The flagship Skoda Fabia will see the return of a four-cylinder engine, a 1.5 TSI with 150 hp and 184 lb-ft (250 Nm) as seen in the bigger Scala and Octavia. Offered only with the DSG, the bigger powertrain helps the stylish supermini complete the sprint in 7.9 seconds and reach a respectable 140 mph (225 km/h).
The Fabia lost its diesel engine with the third-gen model’s facelift and won’t be coming back for the Mk4. Also missing is any kind of electrification, so those searching for a mild hybrid, full hybrid, or plug-in hybrid setup will have to look elsewhere. The flip side is all gasoline engines are from the Evo family, meaning they are equipped with the latest fuel-sipping tech.
Speaking of which, electronically controlled cooling vents in the lower intake cut fuel consumption by 0.2 liters / 100 km at a constant speed of 75 mph (120 km/h). Aero wheels play their part as well to maximize every drop of gasoline used. Skoda will sell an optional 50-liter fuel tank to enable a diesel-like range of more than 900 kilometers (559 miles) based on the WLTP cycle.
It would not be a proper Skoda without a vast array of Simply Clever goodies, and the Fabia offers a whopping 43 nifty little features.
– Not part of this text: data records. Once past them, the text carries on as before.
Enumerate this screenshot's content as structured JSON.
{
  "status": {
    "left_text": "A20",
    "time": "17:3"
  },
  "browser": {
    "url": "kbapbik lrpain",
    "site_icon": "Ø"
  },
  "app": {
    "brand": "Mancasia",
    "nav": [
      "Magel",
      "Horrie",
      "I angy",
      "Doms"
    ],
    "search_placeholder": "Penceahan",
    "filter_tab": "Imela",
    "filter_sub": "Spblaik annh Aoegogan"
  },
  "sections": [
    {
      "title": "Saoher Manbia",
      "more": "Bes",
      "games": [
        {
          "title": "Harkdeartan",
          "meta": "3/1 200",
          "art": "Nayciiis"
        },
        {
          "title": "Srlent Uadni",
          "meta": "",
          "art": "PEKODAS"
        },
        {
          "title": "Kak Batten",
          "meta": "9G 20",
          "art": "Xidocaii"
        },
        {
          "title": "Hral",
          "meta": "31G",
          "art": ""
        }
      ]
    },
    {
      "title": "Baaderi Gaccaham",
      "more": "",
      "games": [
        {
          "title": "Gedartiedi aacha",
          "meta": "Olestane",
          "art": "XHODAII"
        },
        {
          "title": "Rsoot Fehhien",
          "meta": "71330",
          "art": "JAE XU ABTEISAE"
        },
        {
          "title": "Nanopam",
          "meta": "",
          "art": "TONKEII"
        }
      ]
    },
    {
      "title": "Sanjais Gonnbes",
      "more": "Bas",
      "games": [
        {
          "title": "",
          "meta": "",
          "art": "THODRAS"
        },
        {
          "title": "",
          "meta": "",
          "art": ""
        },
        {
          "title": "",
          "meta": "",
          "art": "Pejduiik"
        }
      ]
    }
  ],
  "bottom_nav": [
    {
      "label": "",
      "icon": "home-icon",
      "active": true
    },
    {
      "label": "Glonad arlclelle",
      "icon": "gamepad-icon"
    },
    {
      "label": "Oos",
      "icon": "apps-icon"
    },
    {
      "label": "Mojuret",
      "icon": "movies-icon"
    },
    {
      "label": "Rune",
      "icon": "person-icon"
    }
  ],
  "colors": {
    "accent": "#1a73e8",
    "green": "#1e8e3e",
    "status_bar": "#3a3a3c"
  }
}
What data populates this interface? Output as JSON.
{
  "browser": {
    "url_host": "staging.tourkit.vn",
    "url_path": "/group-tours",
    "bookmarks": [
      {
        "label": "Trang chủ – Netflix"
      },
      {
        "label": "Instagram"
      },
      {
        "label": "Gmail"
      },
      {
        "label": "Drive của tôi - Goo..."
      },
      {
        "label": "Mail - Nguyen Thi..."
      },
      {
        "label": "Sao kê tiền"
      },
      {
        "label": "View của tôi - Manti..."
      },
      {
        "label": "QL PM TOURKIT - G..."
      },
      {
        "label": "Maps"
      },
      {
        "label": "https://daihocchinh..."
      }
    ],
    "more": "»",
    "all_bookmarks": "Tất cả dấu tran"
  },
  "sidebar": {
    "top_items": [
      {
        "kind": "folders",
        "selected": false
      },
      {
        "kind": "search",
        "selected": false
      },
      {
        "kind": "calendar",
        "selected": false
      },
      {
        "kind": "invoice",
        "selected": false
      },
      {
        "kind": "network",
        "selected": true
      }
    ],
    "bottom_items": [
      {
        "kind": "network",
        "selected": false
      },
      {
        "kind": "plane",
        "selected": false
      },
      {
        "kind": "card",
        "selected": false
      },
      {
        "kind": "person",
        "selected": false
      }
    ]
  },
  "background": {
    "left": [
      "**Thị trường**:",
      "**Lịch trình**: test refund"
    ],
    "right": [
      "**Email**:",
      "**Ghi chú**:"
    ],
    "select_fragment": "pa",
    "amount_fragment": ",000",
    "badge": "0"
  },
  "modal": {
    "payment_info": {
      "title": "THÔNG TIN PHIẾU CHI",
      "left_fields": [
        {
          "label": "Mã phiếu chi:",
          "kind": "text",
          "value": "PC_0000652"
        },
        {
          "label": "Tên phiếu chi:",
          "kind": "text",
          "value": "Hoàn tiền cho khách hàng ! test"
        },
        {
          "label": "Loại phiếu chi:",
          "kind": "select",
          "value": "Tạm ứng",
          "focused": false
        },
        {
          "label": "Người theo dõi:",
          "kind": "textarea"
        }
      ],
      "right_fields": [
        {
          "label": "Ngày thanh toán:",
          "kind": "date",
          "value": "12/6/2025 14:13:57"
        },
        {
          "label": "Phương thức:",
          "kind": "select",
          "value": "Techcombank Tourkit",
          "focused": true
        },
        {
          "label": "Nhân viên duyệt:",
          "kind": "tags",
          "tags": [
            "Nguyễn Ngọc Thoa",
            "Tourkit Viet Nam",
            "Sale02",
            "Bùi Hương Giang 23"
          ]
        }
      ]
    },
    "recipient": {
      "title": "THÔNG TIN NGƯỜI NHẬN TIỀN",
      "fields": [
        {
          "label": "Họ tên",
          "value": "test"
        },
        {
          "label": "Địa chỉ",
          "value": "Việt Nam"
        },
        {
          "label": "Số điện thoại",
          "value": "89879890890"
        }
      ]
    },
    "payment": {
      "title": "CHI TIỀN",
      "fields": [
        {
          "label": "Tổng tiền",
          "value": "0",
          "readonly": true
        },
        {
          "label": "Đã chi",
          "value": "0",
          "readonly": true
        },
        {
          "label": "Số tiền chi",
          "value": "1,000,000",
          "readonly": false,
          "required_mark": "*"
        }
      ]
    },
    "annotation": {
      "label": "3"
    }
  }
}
Five of them are debuting on a car sold by the Mladá Boleslav brand: removable cup holder between the front seats, credit card clip in the center console, storage container on the transmission tunnel for rear passengers, flexible trunk compartment, and a sunshade for the panoramic roof.
Skoda’s second best-selling car after the Octavia, the Fabia has racked up more than 4.5 million sales since its launch in 1999. Available initially only as a hatchback, the Mk4 will get a wagon version in 2023. In the meantime, the current Fabia Mk3 wagon will be sold alongside the revamped hatch.